Kolejna książka Anny Rybakiewicz ponownie mnie zachwyciła. Dramatyczna fabuła wzruszyła i zaciekawiła do tego stopnia, że trudno mi było chociaż na chwilę oderwać się od stron książki.
Powieść napisana jest w dwóch przedziałach czasowych – okres wojenny i powojenny oraz czas współczesny. Lubię tak napisane książki, ponieważ sama tak piszę. Ta lektura jest taka, jak moje powieści ze szkatułki wspomnień.
Starsza pani, która wyjątkowo dramatycznie przeżyła młodość w piekle wojny, opowiada swoje losy młodej sąsiadce, która dokładnie je spisuje.
Autorka przedstawia wojnę z punktu widzenia młodej dziewczyny pochodzącej z bogatego domu, zesłanej wraz z rodziną na Syberię.
Koszmar jakim była zarówno kilkutygodniowa podróż w nieludzkich warunkach, jak i później życie w kraju zupełnie innym niż Polska, w którym ekstremalne temperatury, mrozy, głód, choroby i ciężka praca ponad siły często pozbawiały ludzi człowieczeństwa.

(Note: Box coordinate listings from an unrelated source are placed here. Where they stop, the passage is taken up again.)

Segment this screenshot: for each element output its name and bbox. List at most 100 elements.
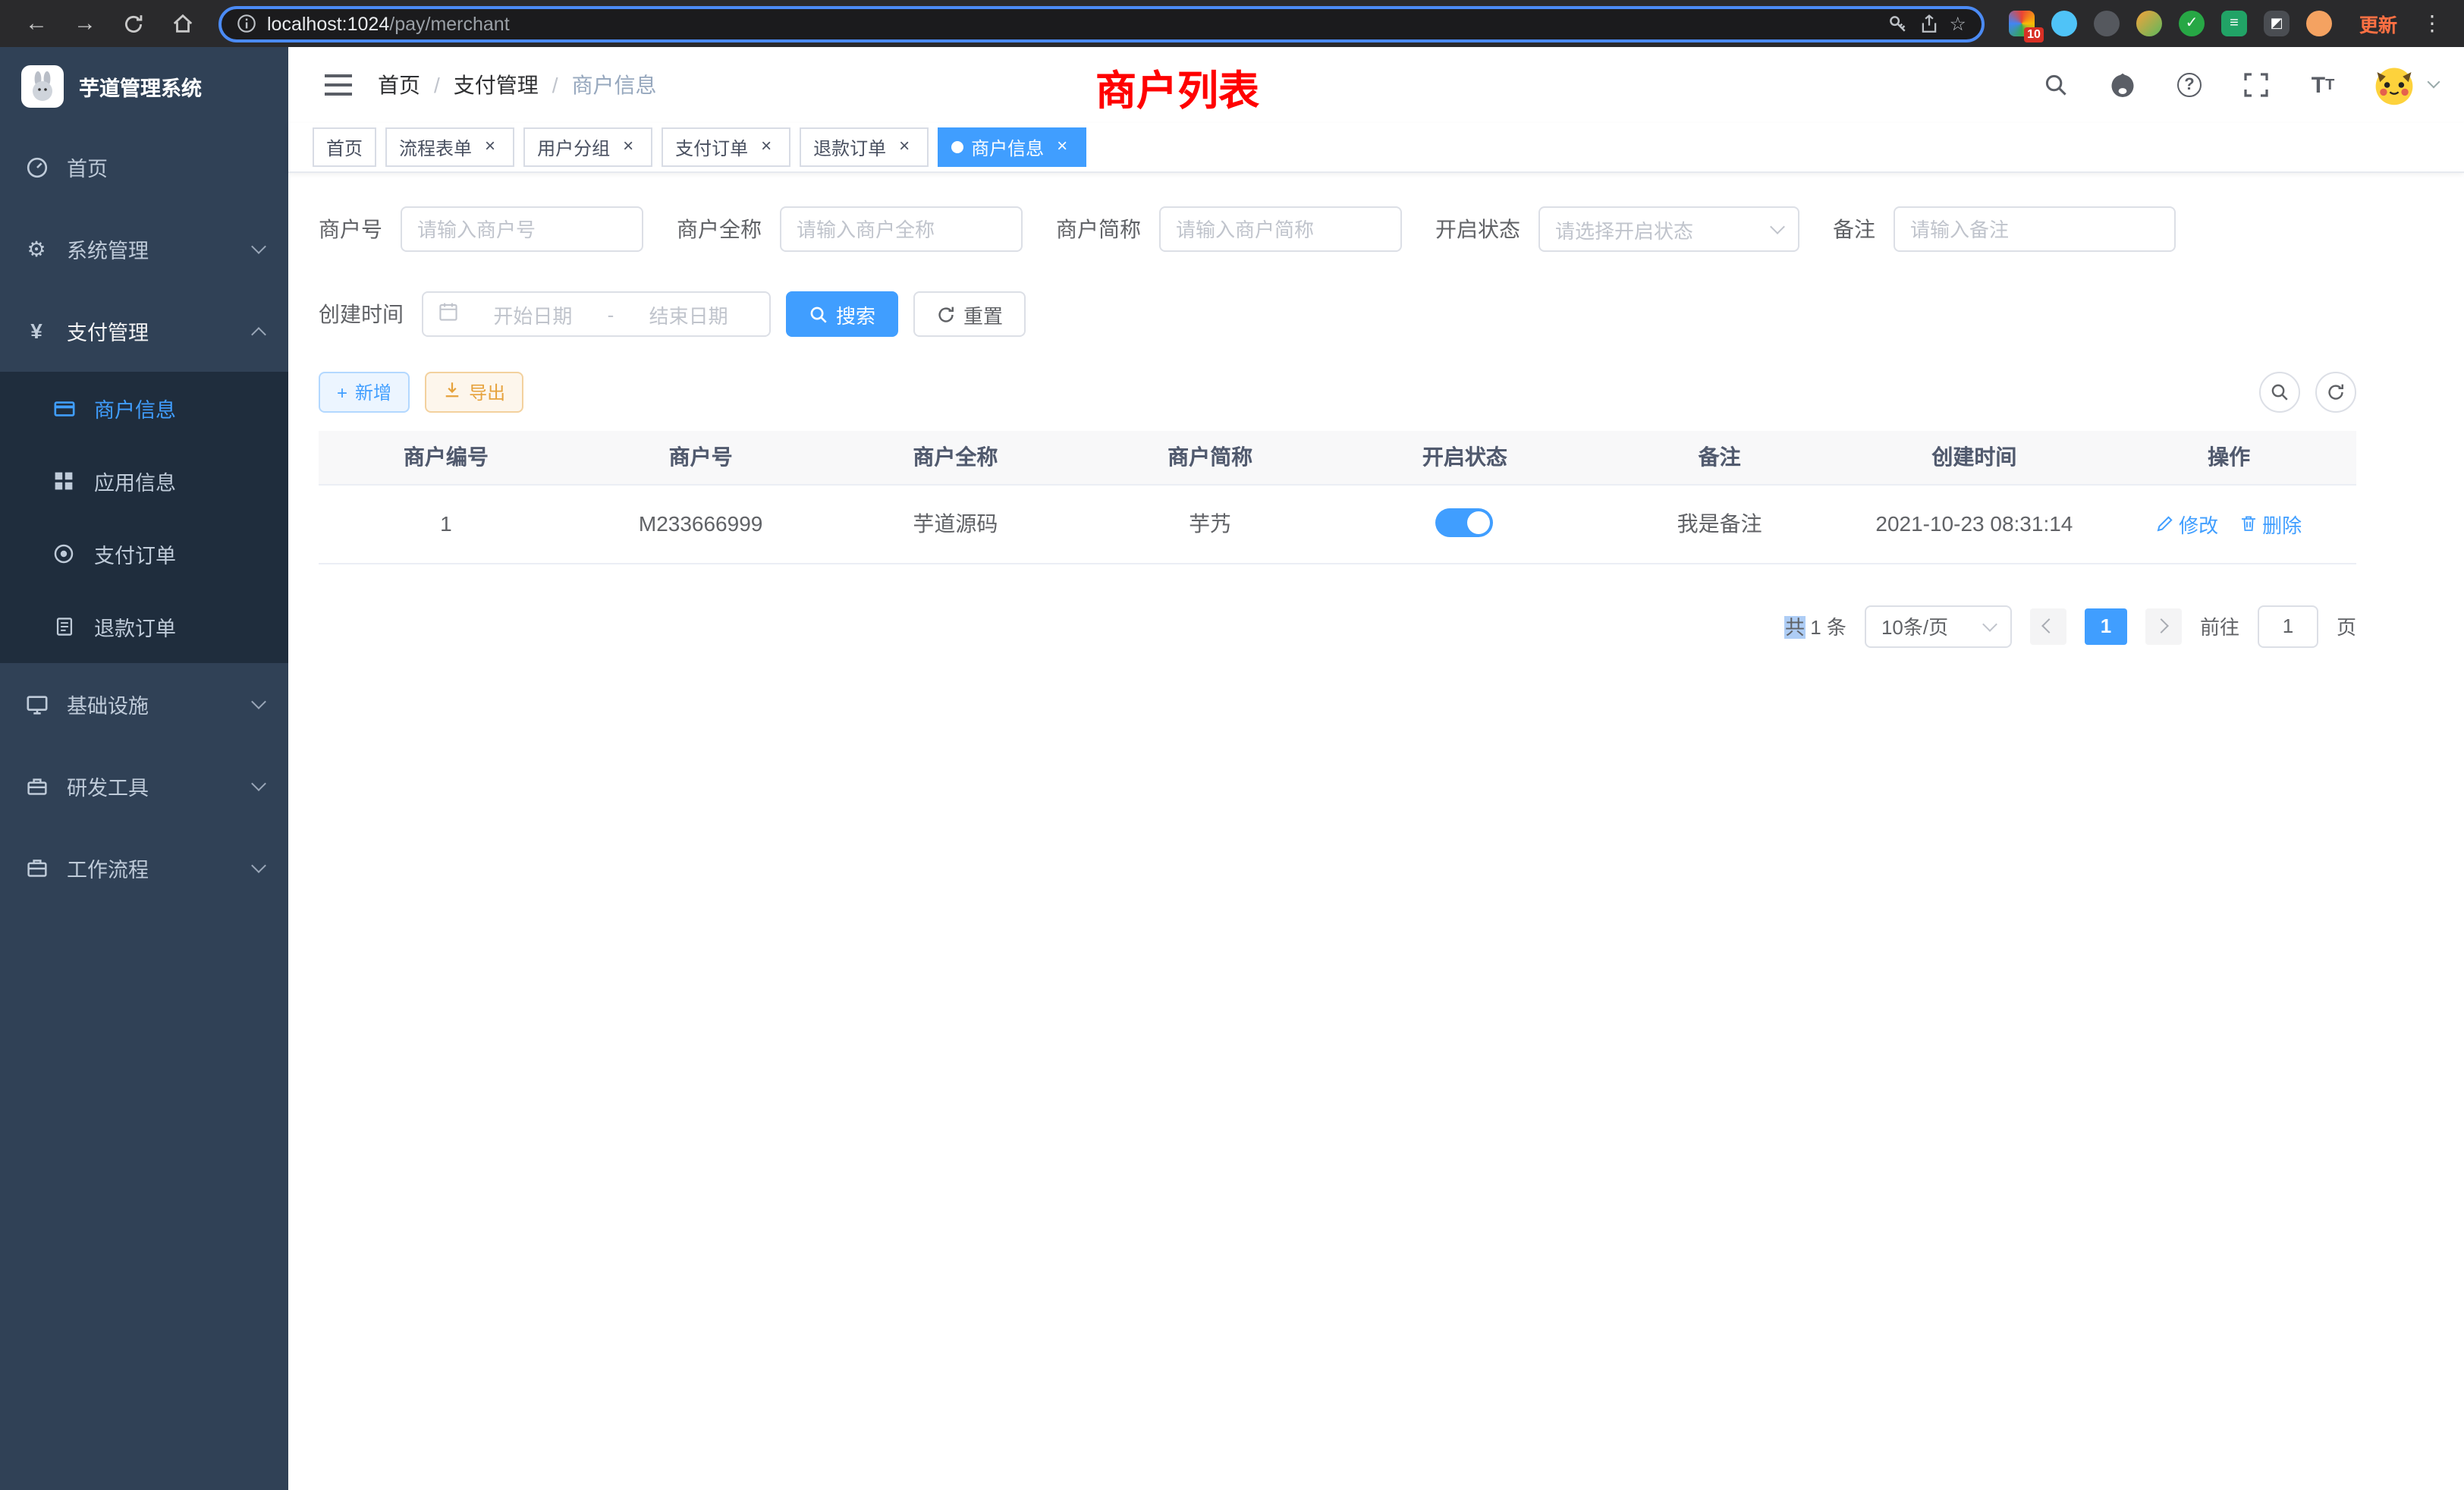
extension-icon-avatar-multicolor[interactable]: [2136, 11, 2162, 36]
next-page-button[interactable]: [2145, 608, 2182, 644]
close-icon[interactable]: ×: [756, 137, 777, 158]
extension-icon-green-sheet[interactable]: ≡: [2221, 11, 2247, 36]
sidebar-item-label: 应用信息: [94, 466, 176, 496]
cell-remark: 我是备注: [1592, 484, 1847, 563]
page-size-select[interactable]: 10条/页: [1865, 605, 2012, 647]
github-icon[interactable]: [2104, 67, 2141, 103]
home-icon[interactable]: [161, 4, 203, 43]
font-size-icon[interactable]: TT: [2305, 67, 2341, 103]
sidebar-item-home[interactable]: 首页: [0, 126, 288, 208]
close-icon[interactable]: ×: [894, 137, 915, 158]
merchant-no-label: 商户号: [319, 214, 401, 244]
browser-update-button[interactable]: 更新: [2347, 9, 2409, 38]
share-icon[interactable]: [1919, 13, 1939, 34]
dashboard-icon: [24, 155, 49, 179]
table-toolbar: + 新增 导出: [319, 372, 2356, 413]
fullscreen-icon[interactable]: [2238, 67, 2274, 103]
extension-icon-dark-puzzle[interactable]: ◩: [2264, 11, 2290, 36]
sidebar-item-system[interactable]: ⚙ 系统管理: [0, 208, 288, 290]
gear-icon: ⚙: [24, 237, 49, 261]
main-area: 首页 / 支付管理 / 商户信息 ? TT: [288, 47, 2464, 1490]
sidebar-item-infrastructure[interactable]: 基础设施: [0, 663, 288, 745]
edit-button[interactable]: 修改: [2156, 509, 2218, 538]
help-icon[interactable]: ?: [2171, 67, 2208, 103]
delete-button[interactable]: 删除: [2239, 509, 2302, 538]
export-button-label: 导出: [469, 379, 505, 405]
tab-user-group[interactable]: 用户分组 ×: [523, 127, 652, 167]
plus-icon: +: [337, 382, 347, 403]
search-button[interactable]: 搜索: [786, 291, 898, 337]
payment-submenu: 商户信息 应用信息 支付订单 退款订单: [0, 372, 288, 663]
reset-button-label: 重置: [963, 300, 1003, 328]
browser-menu-icon[interactable]: ⋮: [2415, 11, 2449, 36]
user-avatar[interactable]: [2371, 62, 2417, 108]
forward-icon[interactable]: →: [64, 4, 106, 43]
search-icon[interactable]: [2038, 67, 2074, 103]
tab-label: 退款订单: [813, 134, 886, 160]
extension-icon-green-check[interactable]: ✓: [2179, 11, 2205, 36]
create-time-range-picker[interactable]: 开始日期 - 结束日期: [422, 291, 771, 337]
sidebar-item-merchant-info[interactable]: 商户信息: [0, 372, 288, 445]
tab-label: 首页: [326, 134, 363, 160]
goto-label: 前往: [2200, 611, 2239, 640]
hamburger-icon[interactable]: [311, 58, 366, 112]
close-icon[interactable]: ×: [618, 137, 639, 158]
cell-no: M233666999: [574, 484, 828, 563]
extensions-area: 10 ✓ ≡ ◩: [2000, 11, 2341, 36]
reload-icon[interactable]: [112, 4, 155, 43]
bookmark-star-icon[interactable]: ☆: [1950, 12, 1966, 35]
extension-icon-dark-circle[interactable]: [2094, 11, 2120, 36]
reset-button[interactable]: 重置: [913, 291, 1026, 337]
merchant-name-input[interactable]: [780, 206, 1023, 252]
breadcrumb-payment[interactable]: 支付管理: [454, 70, 539, 100]
add-button-label: 新增: [355, 379, 391, 405]
breadcrumb-home[interactable]: 首页: [378, 70, 420, 100]
refresh-icon[interactable]: [2315, 372, 2356, 413]
extension-icon-orange-avatar[interactable]: [2306, 11, 2332, 36]
back-icon[interactable]: ←: [15, 4, 58, 43]
password-key-icon[interactable]: [1887, 13, 1909, 34]
merchant-short-input[interactable]: [1159, 206, 1402, 252]
user-menu-caret-icon[interactable]: [2428, 76, 2440, 89]
sidebar-item-payment[interactable]: ¥ 支付管理: [0, 290, 288, 372]
chevron-down-icon: [1982, 616, 1997, 631]
site-info-icon[interactable]: [237, 14, 256, 33]
extension-icon-blue-drop[interactable]: [2051, 11, 2077, 36]
export-button[interactable]: 导出: [425, 372, 523, 413]
sidebar-item-dev-tools[interactable]: 研发工具: [0, 745, 288, 827]
status-select[interactable]: 请选择开启状态: [1538, 206, 1799, 252]
pagination: 共 1 条 10条/页 1 前往 页: [319, 605, 2356, 647]
extension-icon-colorful[interactable]: 10: [2009, 11, 2035, 36]
add-button[interactable]: + 新增: [319, 372, 410, 413]
tab-merchant-info[interactable]: 商户信息 ×: [938, 127, 1086, 167]
merchant-no-input[interactable]: [401, 206, 643, 252]
prev-page-button[interactable]: [2030, 608, 2066, 644]
tab-refund-order[interactable]: 退款订单 ×: [800, 127, 929, 167]
remark-input[interactable]: [1894, 206, 2176, 252]
tab-process-form[interactable]: 流程表单 ×: [385, 127, 514, 167]
col-header-id: 商户编号: [319, 431, 574, 484]
date-separator: -: [608, 303, 614, 325]
sidebar-item-app-info[interactable]: 应用信息: [0, 445, 288, 517]
chevron-down-icon: [251, 776, 266, 791]
tab-home[interactable]: 首页: [313, 127, 376, 167]
page-number-button[interactable]: 1: [2085, 608, 2127, 644]
merchant-short-label: 商户简称: [1056, 214, 1159, 244]
address-bar[interactable]: localhost:1024/pay/merchant ☆: [218, 5, 1985, 42]
breadcrumb-separator: /: [434, 73, 440, 97]
sidebar-logo[interactable]: 芋道管理系统: [0, 47, 288, 126]
toggle-search-icon[interactable]: [2259, 372, 2300, 413]
sidebar-item-refund-order[interactable]: 退款订单: [0, 590, 288, 663]
close-icon[interactable]: ×: [479, 137, 501, 158]
tab-pay-order[interactable]: 支付订单 ×: [662, 127, 790, 167]
status-toggle[interactable]: [1436, 508, 1494, 537]
close-icon[interactable]: ×: [1051, 137, 1073, 158]
goto-page-input[interactable]: [2258, 605, 2318, 647]
col-header-short-name: 商户简称: [1083, 431, 1337, 484]
sidebar-item-pay-order[interactable]: 支付订单: [0, 517, 288, 590]
topbar-icons: ? TT: [2038, 62, 2441, 108]
sidebar-item-workflow[interactable]: 工作流程: [0, 827, 288, 909]
chevron-down-icon: [251, 858, 266, 873]
col-header-status: 开启状态: [1337, 431, 1592, 484]
cell-status: [1337, 484, 1592, 563]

Ale mimo tak wielu upokarzających i negatywnych czynników ludzie potrafili żyć w solidarności, pomagali sobie wzajemnie i razem walczyli o przetrwanie.
To bardzo bolesna opowieść o strachu i upokarzaniu ludzi. Ale to również opowieść o przyjaźni i miłości, która nie miała prawa się przytrafić ludziom, teoretycznie będącym wrogami.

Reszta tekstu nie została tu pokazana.